Antisemitism, in particular, has re-emerged in this context with disturbing speed. Anachronistic conspiracy theories, which have characterized the successes of the Jewish community as evidence of something sinister, have been repackaged for the digital age.

Ethnic, religious, or cultural identity politics are not an antidote to progressive excess; it is a second-rate imitation of it.

Now the Canadian Right faces a choice. It can follow global trends of polemical discourse being framed by resentment and identity extremism, or it can reclaim the principles that once allowed society to flourish.

Comments (10)

D.Gooch
26 Jan 2026 @ 7:38 am

“These ideas [of the new online Right] are no longer confined to the fringes; increasingly, they are being spread casually, defended reflexively, and absorbed by a generation searching for answers in an ecosystem of short, context-free clips and algorithmically amplified outrage.”

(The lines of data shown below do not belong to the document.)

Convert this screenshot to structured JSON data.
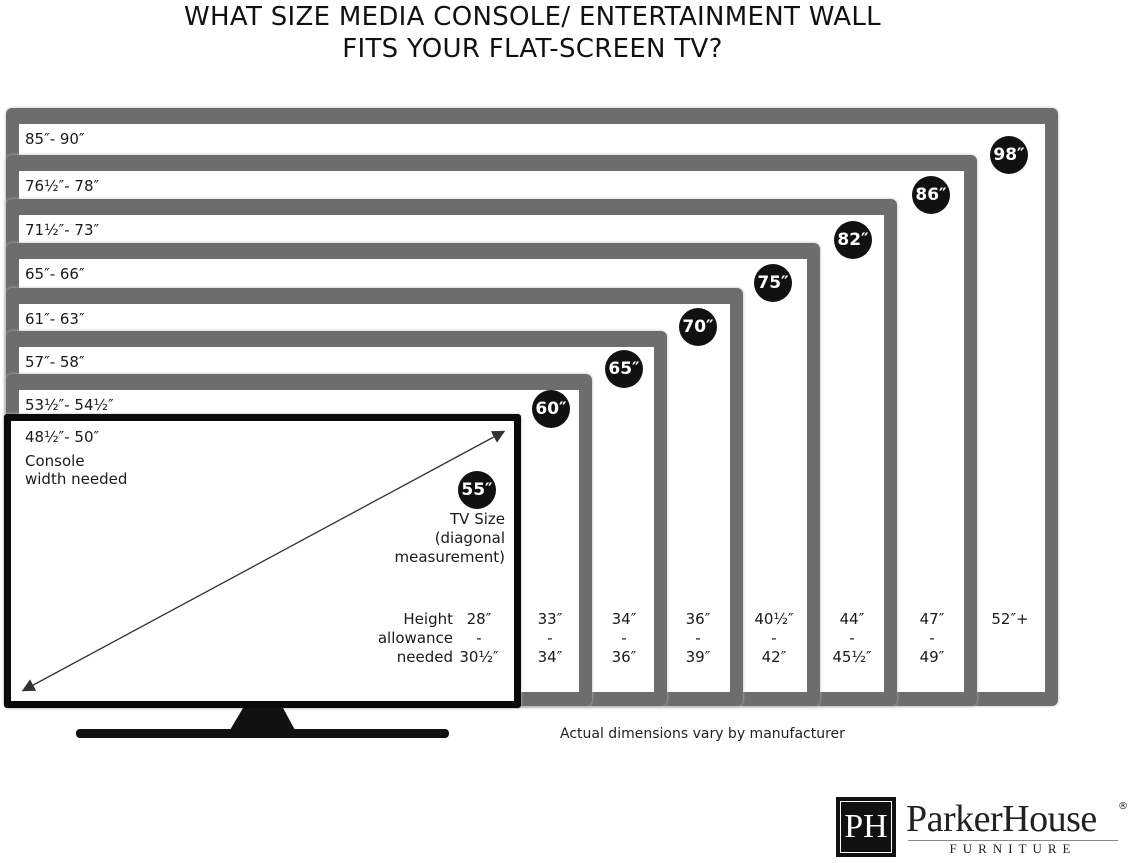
{
  "title": {
    "line1": "WHAT SIZE MEDIA CONSOLE/ ENTERTAINMENT WALL",
    "line2": "FITS YOUR FLAT-SCREEN TV?"
  },
  "colors": {
    "frame": "#6d6d6d",
    "tv": "#0a0a0a",
    "badge": "#111111"
  },
  "frames": [
    {
      "tv_size": "98″",
      "console_width": "85″- 90″",
      "height_top": "52″+",
      "height_sep": "",
      "height_bottom": ""
    },
    {
      "tv_size": "86″",
      "console_width": "76½″- 78″",
      "height_top": "47″",
      "height_sep": "-",
      "height_bottom": "49″"
    },
    {
      "tv_size": "82″",
      "console_width": "71½″- 73″",
      "height_top": "44″",
      "height_sep": "-",
      "height_bottom": "45½″"
    },
    {
      "tv_size": "75″",
      "console_width": "65″- 66″",
      "height_top": "40½″",
      "height_sep": "-",
      "height_bottom": "42″"
    },
    {
      "tv_size": "70″",
      "console_width": "61″- 63″",
      "height_top": "36″",
      "height_sep": "-",
      "height_bottom": "39″"
    },
    {
      "tv_size": "65″",
      "console_width": "57″- 58″",
      "height_top": "34″",
      "height_sep": "-",
      "height_bottom": "36″"
    },
    {
      "tv_size": "60″",
      "console_width": "53½″- 54½″",
      "height_top": "33″",
      "height_sep": "-",
      "height_bottom": "34″"
    },
    {
      "tv_size": "55″",
      "console_width": "48½″- 50″",
      "height_top": "28″",
      "height_sep": "-",
      "height_bottom": "30½″"
    }
  ],
  "labels": {
    "console_line1": "Console",
    "console_line2": "width needed",
    "tv_size_line1": "TV Size",
    "tv_size_line2": "(diagonal",
    "tv_size_line3": "measurement)",
    "height_line1": "Height",
    "height_line2": "allowance",
    "height_line3": "needed"
  },
  "footnote": "Actual dimensions vary by manufacturer",
  "logo": {
    "brand": "ParkerHouse",
    "sub": "FURNITURE",
    "mark": "PH",
    "registered": "®"
  }
}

Are we sure this is “no longer confined to the fringes” on the right?

To be clear, the far-right antisemitism that shows up online, much of it coming from prominent American influencers, is real, ugly, and worth taking seriously. It should be challenged.

But I am not seeing anything comparable taking hold in mainstream conservative parties, leaders, or institutions, particularly in the Canadian context. That does not mean it does not exist, but it does not appear embedded or normalized in the way the quoted passage suggests.

What I am seeing is antisemitism on the left in Canada that is no longer plausibly described as fringe. Over the past two years it has become openly visible and increasingly entrenched within political parties, labour unions, academia, public schools, and other public institutions. It is tolerated, rationalized, and often treated as an acceptable form of political expression.

And when this is raised, my left-leaning friends often retreat to a “there are bad people on all sides” argument by pointing to people like Fuentes and Owen. That reads less as a serious concern than as a way to deflect from the antisemitism, and the tolerance of it, within the political movements and leaders they have supported for the past two years.